There are simply no open administrative procedures, as there are with environmental and consumer regulations, for taxpayer participation in the use and disposition of such public wealth. The Supreme Court has ruled that federal taxpayers cannot appeal to the courts to stop waste, fraud and unlawful conversion of taxpayer assets because they have “no standing to sue.” The usual argument by the court is that a taxpayer’s interest is shared with millions of others and is comparatively minute and indeterminable. When Richard Nixon’s White House aides were openly using their time and government facilities to advance his reelection campaign in 1972, a federal court refused to admit a taxpayer’s suit to enjoin such unlawful behavior because of the standing issue. Even 50 million taxpayers in a class action would not have made a difference to the court.
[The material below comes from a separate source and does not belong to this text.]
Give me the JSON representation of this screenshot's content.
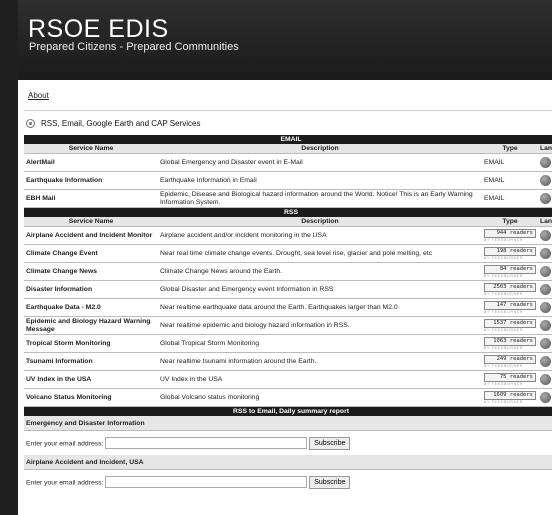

Many states give taxpayers standing to sue state government. Some explicitly authorize taxpayers to sue as private attorneys general to uphold the laws that officials are ignoring. If President Bush and Congress really are serious about preventing taxpayer assets from being looted, mismanaged or converted to private parties, legislation is needed to protect the public’s property from giveaways, as in the patent area; to establish procedures that will assure more open and accountable government policy-making regarding taxpayer assets, and give taxpayers standing, under what constitutional lawyers call a “participant-review provision,” to defend their interests in federal courts.

Hundreds of billions of dollars in tax-payer assets have been squandered. It is time to give taxpayers the means to correct these injustices. After all, they pay the bills.